Should Healthcare Pricing Be More Transparent?
Healthcare prices have continued to rise in the United States in recent years, and no solution has been agreed upon. Making a complicated situation even hard to solve is the fact that the supply chain is much more complex in healthcare than in the exchange of other goods and services.
One of the major qualms about healthcare pricing is its lack of transparency. The negotiated rates between pharmaceutical companies and hospitals, insurers and pharmacies are private. This seemingly makes it difficult for consumers to shop around for lower prices.
A new executive order signed in June calls on the Department of Health and Human Services to force these negotiated rates to be publicized. This is designed to increase transparency of price and create market competition. Ideally, this will lower prices for consumers, but consensus has is hard to come by on the topic.

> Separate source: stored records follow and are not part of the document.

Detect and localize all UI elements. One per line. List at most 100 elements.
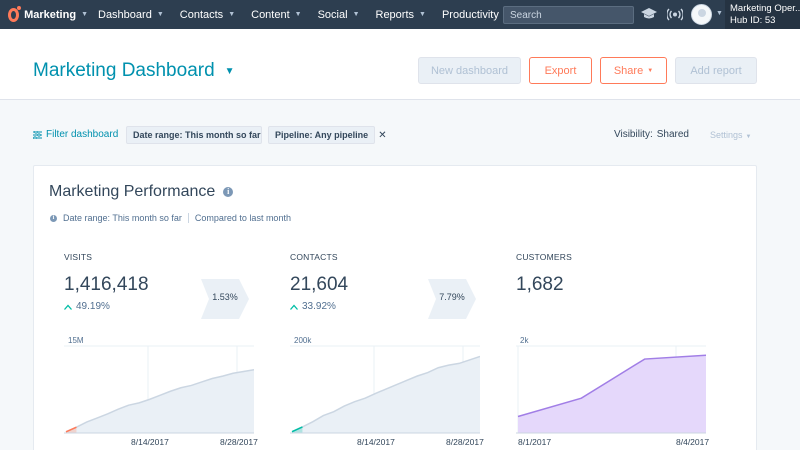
academy-icon[interactable] [641, 8, 657, 20]
account-menu[interactable]: Marketing Oper... Hub ID: 53 [725, 0, 800, 29]
chart-svg [516, 345, 706, 434]
page-header: Marketing Dashboard ▼ New dashboard Expo… [0, 29, 800, 100]
chevron-down-icon: ▼ [228, 11, 236, 18]
chevron-down-icon: ▼ [294, 11, 302, 18]
conversion-rate: 1.53% [212, 292, 238, 302]
settings-dropdown[interactable]: Settings ▼ [710, 130, 751, 140]
metric-change-value: 33.92% [302, 301, 336, 312]
contacts-chart [290, 336, 480, 450]
account-name: Marketing Oper... [730, 3, 800, 14]
card-subtitle: i Date range: This month so far Compared… [50, 213, 291, 223]
filter-dashboard-link[interactable]: Filter dashboard [33, 129, 118, 140]
metric-value: 21,604 [290, 274, 349, 295]
brand-label: Marketing [24, 8, 77, 21]
filter-chip-label: Pipeline: Any pipeline [275, 130, 369, 140]
brand-menu[interactable]: Marketing ▼ [0, 0, 88, 29]
compare-text: Compared to last month [194, 213, 291, 223]
hub-id: Hub ID: 53 [730, 15, 776, 26]
filter-chip-pipeline: Pipeline: Any pipeline ✕ [268, 126, 387, 144]
filter-chip-date-range: Date range: This month so far ✕ [126, 126, 279, 144]
chevron-down-icon: ▼ [647, 67, 654, 74]
nav-item-label: Social [317, 8, 348, 21]
nav-item-label: Content [251, 8, 290, 21]
chevron-down-icon: ▼ [156, 11, 164, 18]
new-dashboard-button[interactable]: New dashboard [418, 57, 521, 84]
filter-icon [33, 130, 42, 139]
metric-value: 1,682 [516, 274, 564, 295]
metric-change-value: 49.19% [76, 301, 110, 312]
arrow-up-icon [290, 304, 298, 310]
page-title: Marketing Dashboard [33, 60, 215, 81]
share-button-label: Share [613, 64, 644, 77]
chevron-down-icon: ▼ [81, 11, 88, 18]
arrow-up-icon [64, 304, 72, 310]
notifications-icon[interactable] [667, 8, 683, 21]
visibility-value: Shared [656, 129, 689, 140]
chart-svg [290, 345, 480, 434]
y-axis-max-label: 2k [520, 336, 529, 345]
x-tick-label: 8/1/2017 [518, 437, 552, 447]
chevron-down-icon: ▼ [419, 11, 426, 18]
close-icon[interactable]: ✕ [378, 129, 387, 141]
highlight-line [291, 426, 303, 433]
info-icon: i [50, 214, 57, 222]
add-report-button[interactable]: Add report [675, 57, 757, 84]
nav-item-contacts[interactable]: Contacts ▼ [174, 0, 241, 29]
chevron-down-icon[interactable]: ▼ [716, 10, 723, 17]
metric-label: Customers [516, 252, 572, 262]
metric-label: Visits [64, 252, 93, 262]
dashboard-selector[interactable]: Marketing Dashboard ▼ [33, 60, 235, 82]
x-tick-label: 8/4/2017 [676, 437, 710, 447]
conversion-rate-badge: 1.53% [201, 279, 249, 319]
nav-item-dashboard[interactable]: Dashboard ▼ [92, 0, 170, 29]
search-input[interactable] [503, 6, 634, 24]
settings-label: Settings [710, 130, 743, 140]
marketing-performance-card: Marketing Performance i i Date range: Th… [33, 165, 757, 450]
nav-item-content[interactable]: Content ▼ [245, 0, 307, 29]
chevron-arrow-icon [428, 279, 476, 319]
chevron-arrow-icon [201, 279, 249, 319]
chevron-down-icon: ▼ [352, 11, 360, 18]
series-area [518, 355, 706, 433]
chart-svg [64, 345, 254, 434]
nav-item-social[interactable]: Social ▼ [312, 0, 366, 29]
chevron-down-icon: ▼ [224, 65, 235, 77]
conversion-rate-badge: 7.79% [428, 279, 476, 319]
info-icon[interactable]: i [223, 187, 234, 197]
series-area [292, 356, 480, 433]
share-button[interactable]: Share ▼ [600, 57, 667, 84]
top-navigation: Marketing ▼ Dashboard ▼ Contacts ▼ Content… [0, 0, 800, 29]
metric-change: 33.92% [290, 301, 336, 312]
y-axis-max-label: 200k [294, 336, 312, 345]
date-range-text: Date range: This month so far [63, 213, 182, 223]
x-tick-label: 8/28/2017 [446, 437, 484, 447]
divider [187, 213, 189, 223]
series-line [517, 354, 706, 418]
avatar[interactable] [691, 4, 712, 25]
metric-change: 49.19% [64, 301, 110, 312]
nav-item-label: Dashboard [98, 8, 152, 21]
card-title-row: Marketing Performance i [49, 183, 234, 201]
visibility-label: Visibility: [614, 129, 653, 140]
nav-item-label: Productivity [441, 8, 499, 21]
export-button[interactable]: Export [529, 57, 592, 84]
conversion-rate: 7.79% [439, 292, 465, 302]
x-tick-label: 8/14/2017 [131, 437, 169, 447]
filter-dashboard-label: Filter dashboard [46, 129, 119, 140]
card-title: Marketing Performance [49, 183, 216, 200]
filter-chip-label: Date range: This month so far [133, 130, 261, 140]
highlight-line [65, 426, 77, 433]
customers-chart [516, 336, 706, 450]
nav-item-label: Reports [375, 8, 415, 21]
hubspot-sprocket-icon [8, 5, 22, 22]
visits-chart [64, 336, 254, 450]
x-tick-label: 8/14/2017 [357, 437, 395, 447]
visibility-setting[interactable]: Visibility: Shared [614, 129, 689, 140]
chevron-down-icon: ▼ [745, 134, 752, 140]
y-axis-max-label: 15M [68, 336, 84, 345]
metric-label: Contacts [290, 252, 338, 262]
nav-item-label: Contacts [179, 8, 224, 21]
nav-item-reports[interactable]: Reports ▼ [370, 0, 432, 29]
series-area [66, 369, 254, 433]
metric-value: 1,416,418 [64, 274, 149, 295]
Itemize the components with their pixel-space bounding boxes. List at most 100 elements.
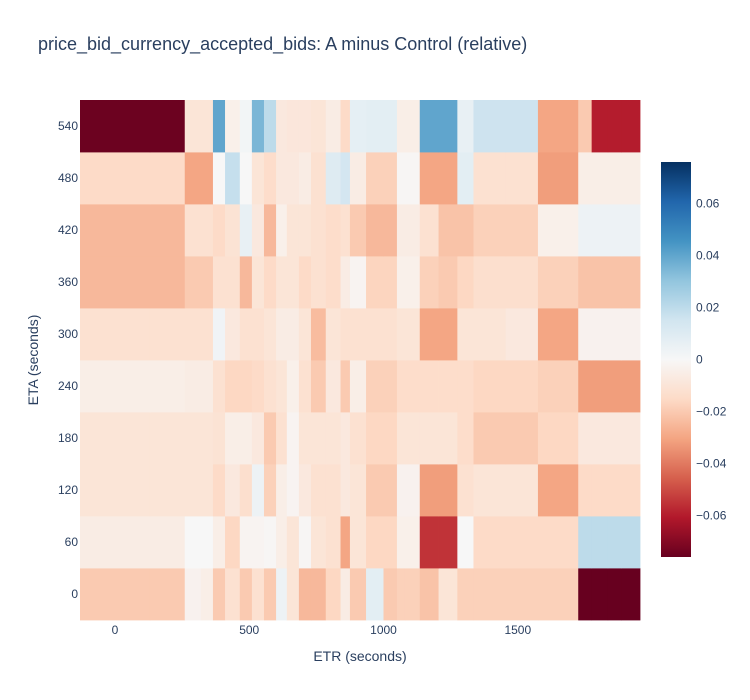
- heatmap-cell: [473, 100, 507, 153]
- heatmap-cell: [149, 308, 186, 361]
- heatmap-cell: [225, 360, 241, 413]
- heatmap-cell: [366, 204, 384, 257]
- heatmap-cell: [80, 516, 151, 569]
- heatmap-cell: [473, 464, 507, 517]
- x-axis-title: ETR (seconds): [313, 648, 406, 664]
- heatmap-cell: [340, 308, 351, 361]
- heatmap-cell: [149, 360, 186, 413]
- colorbar: 0.06 0.04 0.02 0 −0.02 −0.04 −0.06: [661, 162, 727, 557]
- heatmap-cell: [383, 464, 398, 517]
- heatmap-cell: [251, 256, 265, 309]
- heatmap-cell: [212, 412, 226, 465]
- heatmap-cell: [505, 412, 539, 465]
- heatmap-cell: [276, 308, 288, 361]
- heatmap-cell: [298, 412, 312, 465]
- heatmap-cell: [184, 412, 202, 465]
- heatmap-cell: [537, 464, 579, 517]
- heatmap-cell: [286, 360, 300, 413]
- heatmap-cell: [404, 568, 421, 621]
- heatmap-cell: [404, 464, 421, 517]
- heatmap-cell: [349, 204, 367, 257]
- heatmap-cell: [438, 464, 458, 517]
- heatmap-cell: [263, 204, 277, 257]
- heatmap-cell: [383, 360, 398, 413]
- colorbar-tick-label: −0.04: [696, 456, 727, 470]
- y-tick-label: 540: [58, 119, 78, 133]
- heatmap-cell: [578, 568, 593, 621]
- heatmap-cell: [340, 256, 351, 309]
- heatmap-cell: [340, 516, 351, 569]
- heatmap-cell: [438, 204, 458, 257]
- heatmap-cell: [184, 568, 202, 621]
- x-tick-label: 1000: [370, 623, 397, 637]
- heatmap-cell: [184, 360, 202, 413]
- heatmap-cell: [621, 568, 641, 621]
- heatmap-cell: [419, 360, 439, 413]
- heatmap-cell: [149, 152, 186, 205]
- colorbar-tick-label: −0.06: [696, 508, 727, 522]
- heatmap-cell: [621, 360, 641, 413]
- heatmap-cell: [276, 360, 288, 413]
- y-tick-label: 420: [58, 223, 78, 237]
- heatmap-cell: [438, 516, 458, 569]
- colorbar-tick-label: 0: [696, 353, 703, 367]
- colorbar-ticks: 0.06 0.04 0.02 0 −0.02 −0.04 −0.06: [696, 197, 727, 523]
- x-tick-label: 0: [112, 623, 119, 637]
- heatmap-cell: [239, 464, 253, 517]
- heatmap-cell: [438, 256, 458, 309]
- heatmap-cell: [396, 256, 406, 309]
- heatmap-cell: [457, 464, 474, 517]
- heatmap-cell: [419, 152, 439, 205]
- heatmap-cell: [419, 412, 439, 465]
- heatmap-cell: [349, 412, 367, 465]
- y-tick-label: 120: [58, 483, 78, 497]
- heatmap-cell: [239, 100, 253, 153]
- heatmap-cell: [366, 568, 384, 621]
- heatmap-cell: [80, 152, 151, 205]
- heatmap-cell: [225, 516, 241, 569]
- heatmap-cell: [80, 308, 151, 361]
- heatmap-cell: [505, 308, 539, 361]
- heatmap-cell: [286, 412, 300, 465]
- colorbar-tick-label: 0.04: [696, 249, 720, 263]
- heatmap-cell: [251, 100, 265, 153]
- y-tick-label: 480: [58, 171, 78, 185]
- heatmap-cell: [184, 204, 202, 257]
- heatmap-cell: [473, 308, 507, 361]
- heatmap-cell: [263, 256, 277, 309]
- heatmap-cell: [578, 412, 593, 465]
- heatmap-cell: [212, 152, 226, 205]
- heatmap-cell: [225, 308, 241, 361]
- heatmap-cell: [184, 152, 202, 205]
- heatmap-cell: [419, 308, 439, 361]
- heatmap-cell: [298, 568, 312, 621]
- heatmap-cell: [621, 100, 641, 153]
- heatmap-cell: [537, 256, 579, 309]
- heatmap-cell: [286, 152, 300, 205]
- heatmap-cell: [298, 256, 312, 309]
- heatmap-cell: [396, 152, 406, 205]
- heatmap-cell: [383, 412, 398, 465]
- heatmap-cell: [325, 516, 341, 569]
- heatmap-cell: [607, 204, 622, 257]
- heatmap-cell: [239, 152, 253, 205]
- heatmap-cell: [212, 204, 226, 257]
- heatmap-cell: [349, 256, 367, 309]
- heatmap-cell: [340, 360, 351, 413]
- heatmap-cell: [286, 464, 300, 517]
- y-tick-label: 180: [58, 431, 78, 445]
- heatmap-cell: [607, 464, 622, 517]
- heatmap-cell: [298, 308, 312, 361]
- heatmap-cell: [349, 464, 367, 517]
- heatmap-cell: [149, 516, 186, 569]
- heatmap-cell: [149, 100, 186, 153]
- heatmap-cell: [263, 152, 277, 205]
- colorbar-tick-label: −0.02: [696, 404, 727, 418]
- heatmap-cell: [286, 100, 300, 153]
- heatmap-cell: [591, 360, 609, 413]
- heatmap-cell: [457, 256, 474, 309]
- heatmap-cell: [578, 256, 593, 309]
- heatmap-cell: [80, 204, 151, 257]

“Some states have already passed price transparency laws, like New Hampshire and some others, and again the story isn’t that great, at least the evaluation suggests they haven’t made an enormous impact or any impact at all on prices,” Mark Pauly, a professor of healthcare management at the Wharton School of Business at the University of Pennsylvania said.
Industry insiders are unsure of the impacts this transparency will have. Due to the nature of insurance and the way drug prices are established, transparency may not yield true competition, according to Pauly.
“You can’t look up in the Wall Street Journal, ‘what’s the going price today for a hospital day or a doctor visit’,” Pauly said. “These things are negotiated and typically the market structure for hospitals is one of oligopoly, with just a few hospitals in a typical town.”
The executive order did not spell out specifics but asked HHS to develop a policy that increases transparency.